Il ressort de l'analyse de ces deux dispositions que le législateur énumère les opérateurs et les acteurs du secteur pouvant détenir les produits miniers sans utiliser la formule legistique "sous réserve". Aussi, faut-il souligner qu'à la lumière de ces deux dispositions, chaque catégorie est astreinte à l'obtention préalable d'une autorisation ou d'un titre.

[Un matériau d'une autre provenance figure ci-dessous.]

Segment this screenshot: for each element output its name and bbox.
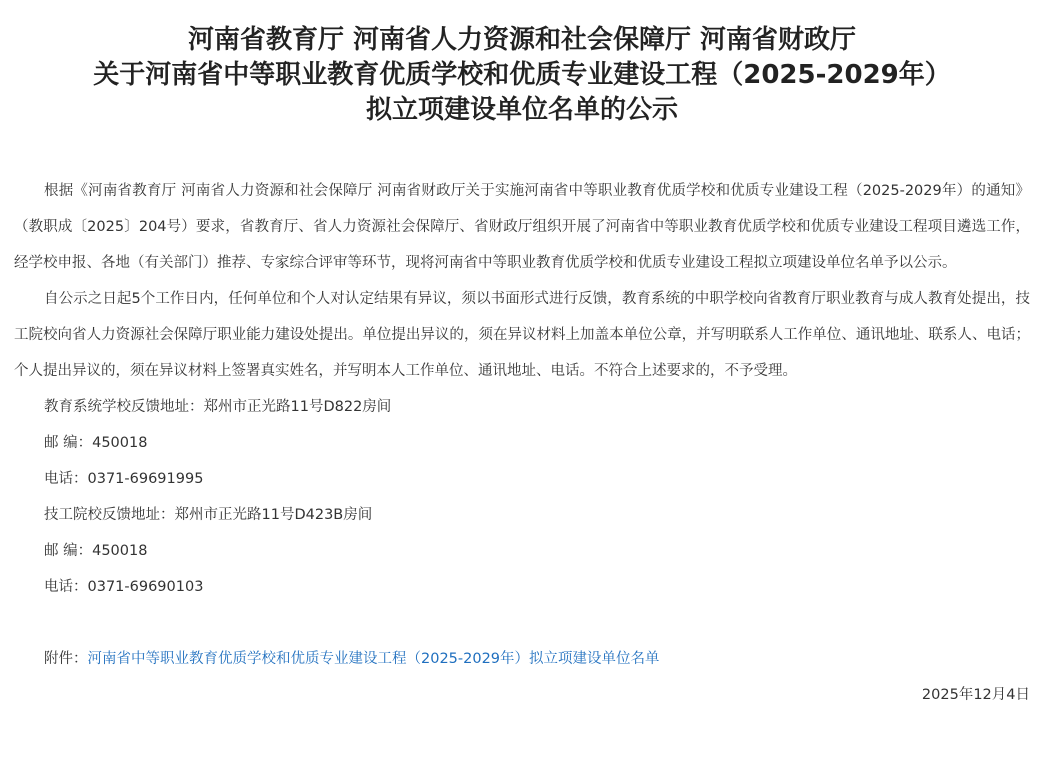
edu-feedback-address: 教育系统学校反馈地址：郑州市正光路11号D822房间: [44, 399, 392, 415]
notice-body: [14, 173, 1030, 713]
spacer: [14, 605, 1030, 641]
body-paragraph-1: 根据《河南省教育厅 河南省人力资源和社会保障厅 河南省财政厅关于实施河南省中等职业教育优质学校和优质专业建设工程（2025-2029年）的通知》（教职成〔2025〕204号）要求，省教育厅、省人力资源社会保障厅、省财政厅组织开展了河南省中等职业教育优质学校和优质专业建设工程项目遴选工作，经学校申报、各地（有关部门）推荐、专家综合评审等环节，现将河南省中等职业教育优质学校和优质专业建设工程拟立项建设单位名单予以公示。: [14, 183, 1030, 271]
title-line-3: 拟立项建设单位名单的公示: [365, 95, 678, 125]
edu-postcode: 邮 编：450018: [44, 435, 148, 451]
attachment-line: [14, 641, 1030, 677]
tech-postcode: 邮 编：450018: [44, 543, 148, 559]
body-paragraph-2: 自公示之日起5个工作日内，任何单位和个人对认定结果有异议，须以书面形式进行反馈，教育系统的中职学校向省教育厅职业教育与成人教育处提出，技工院校向省人力资源社会保障厅职业能力建设处提出。单位提出异议的，须在异议材料上加盖本单位公章，并写明联系人工作单位、通讯地址、联系人、电话；个人提出异议的，须在异议材料上签署真实姓名，并写明本人工作单位、通讯地址、电话。不符合上述要求的，不予受理。: [14, 291, 1030, 379]
edu-phone: 电话：0371-69691995: [44, 471, 204, 487]
attachment-label: 附件：: [44, 651, 88, 667]
title-line-1: 河南省教育厅 河南省人力资源和社会保障厅 河南省财政厅: [187, 25, 857, 55]
notice-title: [14, 0, 1030, 128]
attachment-link[interactable]: 河南省中等职业教育优质学校和优质专业建设工程（2025-2029年）拟立项建设单位名单: [87, 651, 660, 667]
publish-date: 2025年12月4日: [921, 687, 1030, 703]
tech-phone: 电话：0371-69690103: [44, 579, 204, 595]
title-line-2: 关于河南省中等职业教育优质学校和优质专业建设工程（2025-2029年）: [93, 60, 951, 90]
tech-feedback-address: 技工院校反馈地址：郑州市正光路11号D423B房间: [44, 507, 373, 523]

Contrairement à la version de 2002 du Code minier, celle de 2018 rend la personne physique inéligible aux droits miniers et/ou de carrières. Cela ressort de la nouvelle formulation de l’article 23 qui dispose :

« sans préjudice des dispositions de l’article 27 ci-dessous, sont éligibles aux droits miniers et de carrières :

a. toute personne morale de droit congolais qui a son siège social et administratif sur le territoire national et dont l’objet social porte exclusivement sur les activités minières;

b. toute personne morale de droit étranger dont l’objet social porte exclusivement sur les activités minières qui se conforme aux lois de la Républiques ;

c. tout organisme à vocation scientifique.

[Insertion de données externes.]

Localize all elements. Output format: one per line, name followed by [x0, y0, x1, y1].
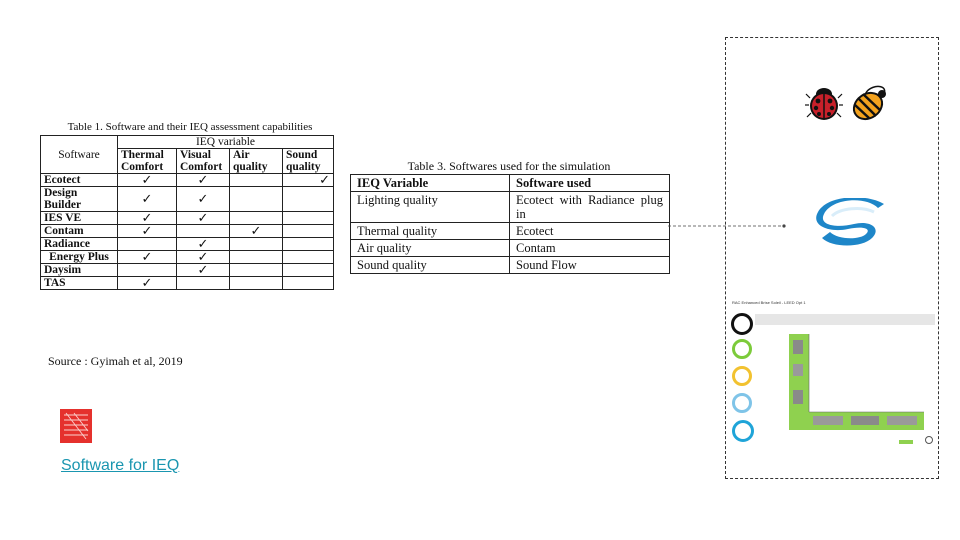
table-cell: Ecotect	[510, 223, 670, 240]
floor-plan-heatmap	[789, 334, 924, 430]
table-cell: Ecotect with Radiance plug in	[510, 192, 670, 223]
ladybug-icon	[805, 86, 843, 122]
check-cell	[230, 187, 283, 212]
software-name-cell: Contam	[41, 225, 118, 238]
column-header-visual-comfort: Visual Comfort	[177, 149, 230, 174]
check-cell: ✓	[177, 174, 230, 187]
check-cell	[230, 174, 283, 187]
check-cell	[283, 264, 334, 277]
table-row	[41, 238, 334, 251]
table-row	[41, 251, 334, 264]
table-cell: Sound quality	[351, 257, 510, 274]
check-cell: ✓	[230, 225, 283, 238]
check-cell	[230, 264, 283, 277]
table1-body	[41, 174, 334, 290]
table-cell: Contam	[510, 240, 670, 257]
software-column-header: Software	[41, 136, 118, 174]
software-name-cell: IES VE	[41, 212, 118, 225]
gauge-blue-icon	[732, 420, 754, 442]
column-header-software-used: Software used	[510, 175, 670, 192]
table-row	[351, 223, 670, 240]
check-cell: ✓	[118, 212, 177, 225]
check-cell	[177, 277, 230, 290]
ieq-software-logo-icon	[60, 409, 92, 443]
check-cell: ✓	[118, 187, 177, 212]
check-cell: ✓	[118, 225, 177, 238]
column-header-air-quality: Air quality	[230, 149, 283, 174]
check-cell: ✓	[177, 238, 230, 251]
table-cell: Sound Flow	[510, 257, 670, 274]
check-cell: ✓	[118, 174, 177, 187]
table-row	[41, 174, 334, 187]
table-row	[41, 212, 334, 225]
table-row	[351, 192, 670, 223]
report-title: RAC Enhanced Brise Soleil - LEED Opt 1	[732, 300, 806, 305]
software-for-ieq-link[interactable]: Software for IEQ	[61, 457, 180, 474]
compass-icon	[925, 436, 933, 444]
check-cell	[230, 277, 283, 290]
honeybee-icon	[848, 84, 890, 124]
table-row	[41, 264, 334, 277]
s-swirl-logo-icon	[816, 198, 886, 248]
simulation-report-thumbnail	[729, 296, 937, 456]
ieq-variable-group-header: IEQ variable	[118, 136, 334, 149]
simulation-software-table	[350, 174, 670, 274]
table-row	[41, 277, 334, 290]
check-cell: ✓	[177, 264, 230, 277]
column-header-thermal-comfort: Thermal Comfort	[118, 149, 177, 174]
check-cell	[283, 277, 334, 290]
software-name-cell: Radiance	[41, 238, 118, 251]
table3-caption: Table 3. Softwares used for the simulation	[407, 159, 611, 173]
table-row	[41, 187, 334, 212]
check-cell	[283, 251, 334, 264]
table1-source: Source : Gyimah et al, 2019	[48, 354, 183, 368]
gauge-green-icon	[732, 339, 752, 359]
software-name-cell: Design Builder	[41, 187, 118, 212]
report-legend-bar	[899, 440, 913, 444]
check-cell: ✓	[283, 174, 334, 187]
check-cell	[283, 238, 334, 251]
column-header-ieq-variable: IEQ Variable	[351, 175, 510, 192]
check-cell: ✓	[177, 251, 230, 264]
check-cell	[283, 225, 334, 238]
software-name-cell: TAS	[41, 277, 118, 290]
table1-caption: Table 1. Software and their IEQ assessment capabilities	[67, 121, 313, 133]
table-row	[351, 257, 670, 274]
software-name-cell: Ecotect	[41, 174, 118, 187]
check-cell: ✓	[118, 277, 177, 290]
check-cell	[230, 251, 283, 264]
check-cell	[283, 187, 334, 212]
software-name-cell: Daysim	[41, 264, 118, 277]
table-row	[41, 225, 334, 238]
check-cell: ✓	[177, 187, 230, 212]
gauge-black-icon	[731, 313, 753, 335]
table-row	[351, 240, 670, 257]
check-cell: ✓	[177, 212, 230, 225]
software-capabilities-table	[40, 135, 334, 290]
check-cell: ✓	[118, 251, 177, 264]
gauge-yellow-icon	[732, 366, 752, 386]
table-cell: Lighting quality	[351, 192, 510, 223]
check-cell	[230, 238, 283, 251]
column-header-sound-quality: Sound quality	[283, 149, 334, 174]
table-cell: Air quality	[351, 240, 510, 257]
software-name-cell: Energy Plus	[41, 251, 118, 264]
table-cell: Thermal quality	[351, 223, 510, 240]
report-summary-bar	[755, 314, 935, 325]
gauge-lightblue-icon	[732, 393, 752, 413]
check-cell	[283, 212, 334, 225]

Les personnes éligibles visées au litera b du présent article sont tenues d’élire domicile auprès d’un mandateur en mines et carrières établi dans le territoire national et d’agir par son intermédiaire.

Les personnes morales de droit étranger et les organismes à vocation scientifique citées au litera b et c du présent article ne sont éligibles qu’aux droits miniers et/ou de carrières de recherches. »

Cet état des choses serait, selon Cim’s MULUNGULUNGU, une des causes de l’exploitation anarchique et clandestine de l’artisanat. En réalité cette réforme introduite par la Loi 18/001 a conduit la plupart des personnes physiques à se tourner vers l’exploitation artisanale, du fait qu’elles ne peuvent devenir titulaire des droits miniers ou des carrières. Le secteur minier artisanal connait, à ce jour, un engouement d’artisanaux, jamais connu auparavant.

Bien que la formulation de l'article 258 nonies est peu heureuse, sa consécration constitue néanmoins une atténuation des principes édictés par le code en ce qui concerne la commercialisation des substances minérales, il faut cependant reconnaître que sa mise en œuvre à tort, risque de constituer une menace quant aux efforts visant la traçabilité des produits miniers.

Notons enfin que malgré les incohérences présentées ci-haut, cette disposition traduit une réalité évidente au regard de la particularité de notre pays. Il serait beaucoup plus souhaitable d'encadrer sa mise en œuvre et de mettre en harmonie cette option avec les autres dispositions sus évoquées.